With the fall break over, students have trudged back to school for the November grind, with the end of the semester in sight.

But next year, a new fall break format is expected to bring drastic changes to the structure of the fall semester at McMaster University.

In the Oct. 19 Student Representative Assembly meeting, lost in the interest in the year-end celebration decision, the SRA voted to recommend a new fall break format for next year. The proposals, brought forward by MSU president Teddy Saull, motioned for either a full week or a two-day fall break, beginning in the fall of 2015.

Following deliberation, members of the SRA voted 18-9-1 in favour of the full week recommendation to the Fall Break Committee. Rather than two separate breaks, the Thanksgiving weekend would be extended into a full week off.

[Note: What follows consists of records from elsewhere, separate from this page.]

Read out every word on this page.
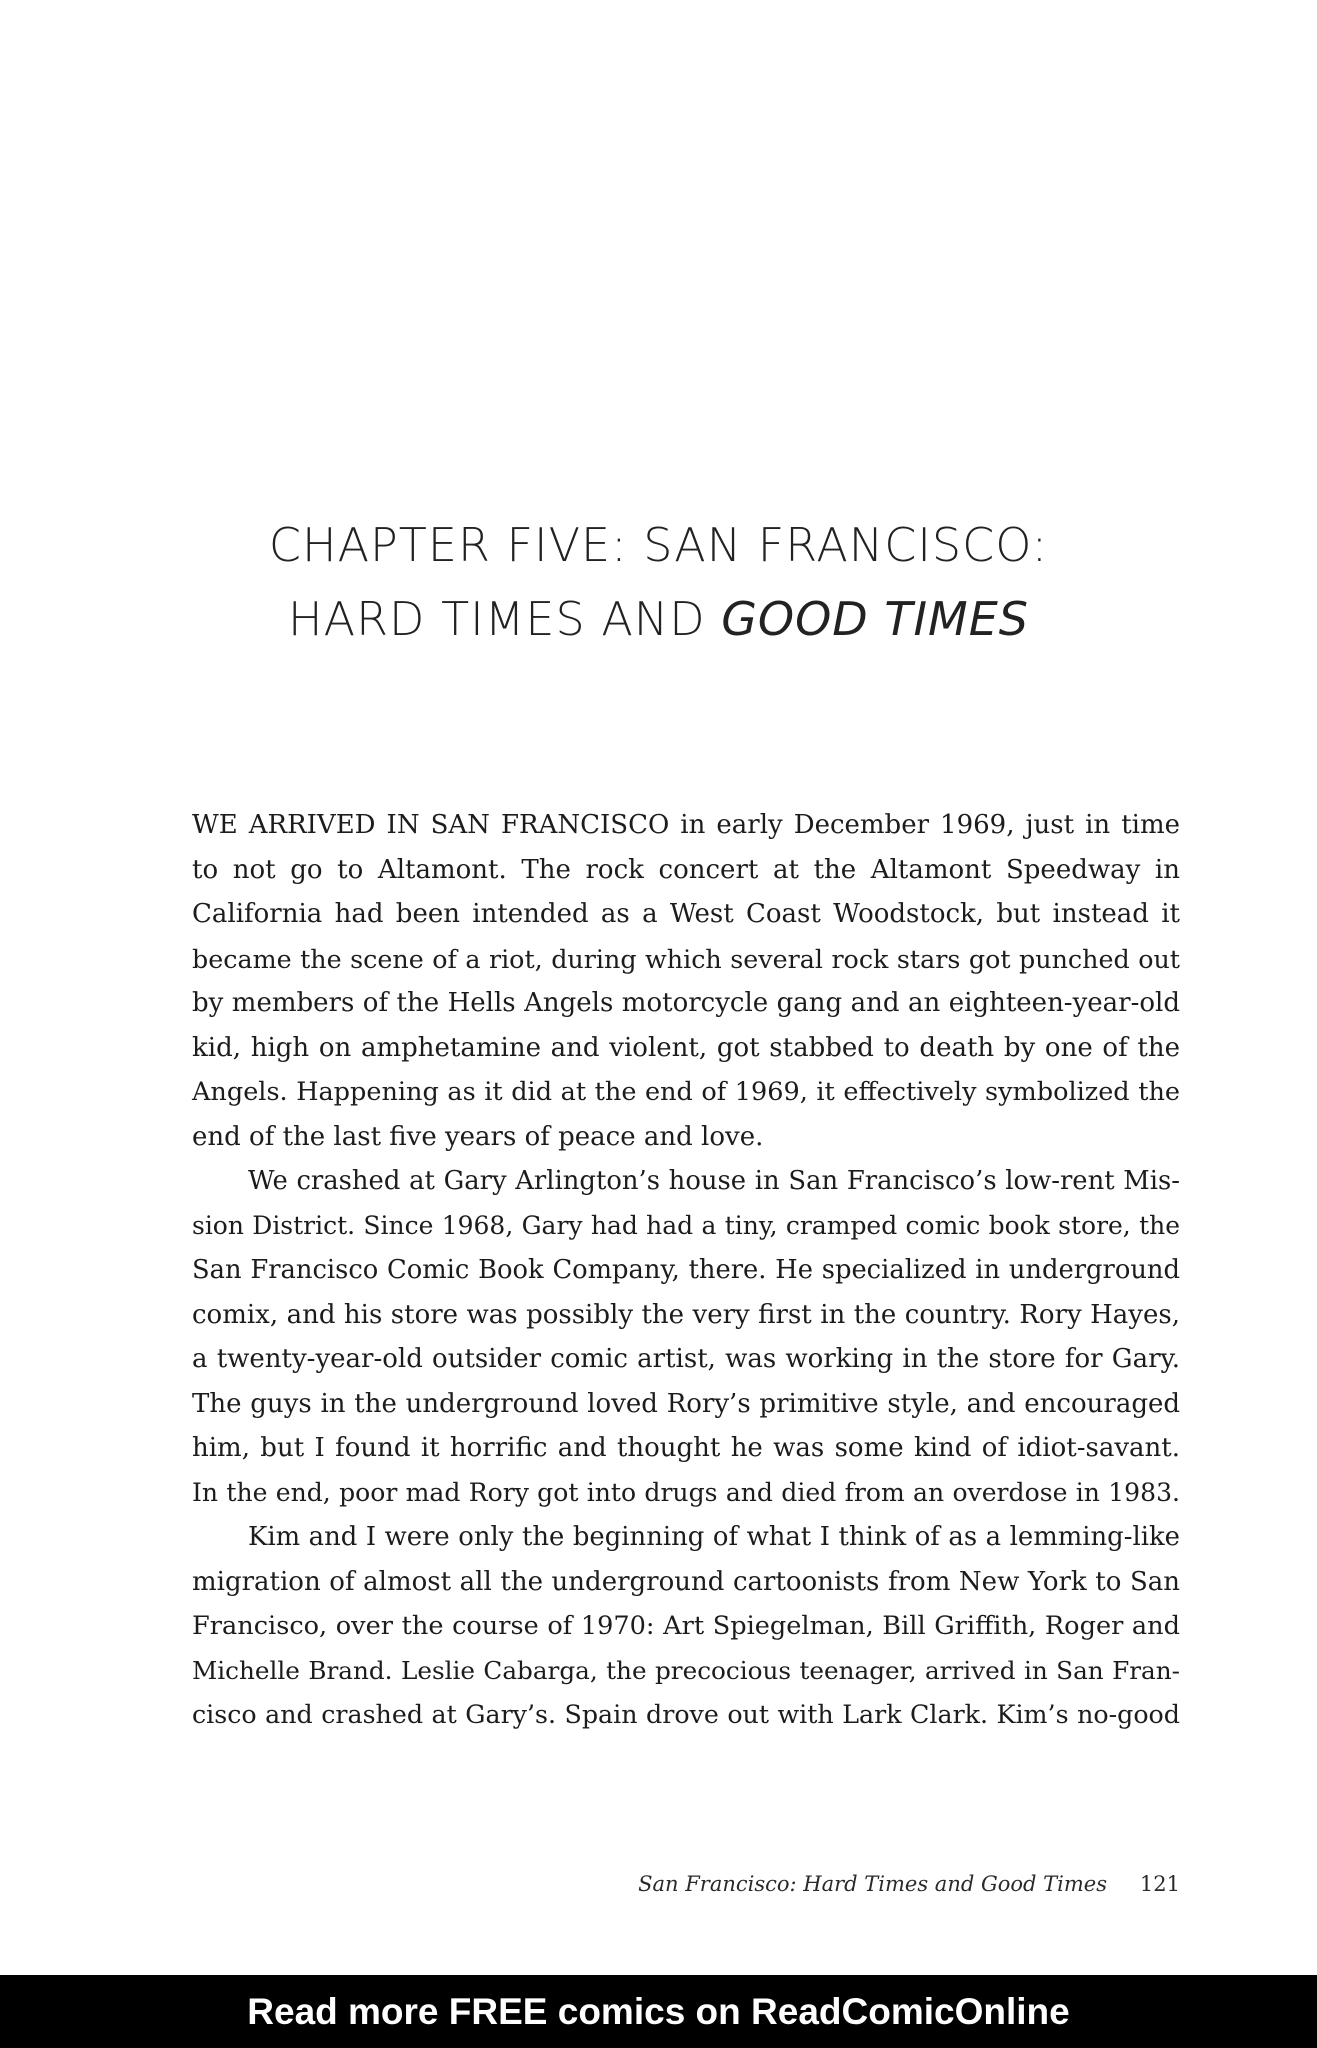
CHAPTER FIVE: SAN FRANCISCO:
HARD TIMES AND GOOD TIMES
WE ARRIVED IN SAN FRANCISCO in early December 1969, just in time
to not go to Altamont. The rock concert at the Altamont Speedway in
California had been intended as a West Coast Woodstock, but instead it
became the scene of a riot, during which several rock stars got punched out
by members of the Hells Angels motorcycle gang and an eighteen-year-old
kid, high on amphetamine and violent, got stabbed to death by one of the
Angels. Happening as it did at the end of 1969, it effectively symbolized the
end of the last five years of peace and love.
We crashed at Gary Arlington’s house in San Francisco’s low-rent Mis-
sion District. Since 1968, Gary had had a tiny, cramped comic book store, the
San Francisco Comic Book Company, there. He specialized in underground
comix, and his store was possibly the very first in the country. Rory Hayes,
a twenty-year-old outsider comic artist, was working in the store for Gary.
The guys in the underground loved Rory’s primitive style, and encouraged
him, but I found it horrific and thought he was some kind of idiot-savant.
In the end, poor mad Rory got into drugs and died from an overdose in 1983.
Kim and I were only the beginning of what I think of as a lemming-like
migration of almost all the underground cartoonists from New York to San
Francisco, over the course of 1970: Art Spiegelman, Bill Griffith, Roger and
Michelle Brand. Leslie Cabarga, the precocious teenager, arrived in San Fran-
cisco and crashed at Gary’s. Spain drove out with Lark Clark. Kim’s no-good
San Francisco: Hard Times and Good Times 121
Read more FREE comics on ReadComicOnline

“[The vote] shows that the group wanted it, but since it wasn’t a unanimous vote, I think it also shows that there are a lot of different opinions out there, because it impacts every student in a different way,” said Saull.

This is the second year of a two-year pilot project that began in the 2013-14 academic year, in which a two-day hiatus helped break up the long stretch of school between Thanksgiving and the beginning of exams. The pilot was reevaluated by a Fall Break Committee consisting of voices at all levels in the university, including the registrar, associate deans of various faculties, and the MSU president. With the approval of the SRA for the committee to pursue the full week, the proposal is expected to go through and be implemented in time for next year, said Saull.

“The Provost, from the feedback that they’ve heard, is thinking that this is going to go through,” he said. “But it will depend on going through several governing bodies [like] the Provost’s Council, and then it has to go to Undergraduate Council, and then Senate, so if [any of them] shoot it down, it wouldn’t go through.”

Regardless of the decision, both the full-week break and two-day break were going to require noticeable changes to the semester and testing schedule. A number of programs at McMaster, specifically in engineering, have accreditation requirements that require students to be in class for a certain number of hours, meaning that time has to be taken from other areas of the semester.

In order to accommodate a full-week break, three main changes were proposed by the committee and brought forward by Saull. Move-in for Welcome Week would be pushed earlier to the Thursday and Friday before Labour Day, as opposed to the Saturday and Sunday as has been the case in previous years. In addition, the gap day that currently exists as a buffer between final classes and the exam term would be dissolved, and the time allotted for exams would be shortened from three hours to two and a half, or even two hours.

As Saull explained, these changes are a result of a late Labour Day in 2015; therefore, even a two-day break would still necessitate some combination of the proposed changes for a full week break.

“Next year, any break would be different from this year because of the schedule. The calendar is different next year, as Labour Day and Christmas are closer together.”

Based on the discussions at the SRA meeting, students were also concerned with the impact that an entire week off would have on the schedule of midterms. Concerns largely focused on mental health for students, but it was agreed that a full week off was a more effective break. One benefit is that it allows long-distance and first-year students a good opportunity to be able to go home.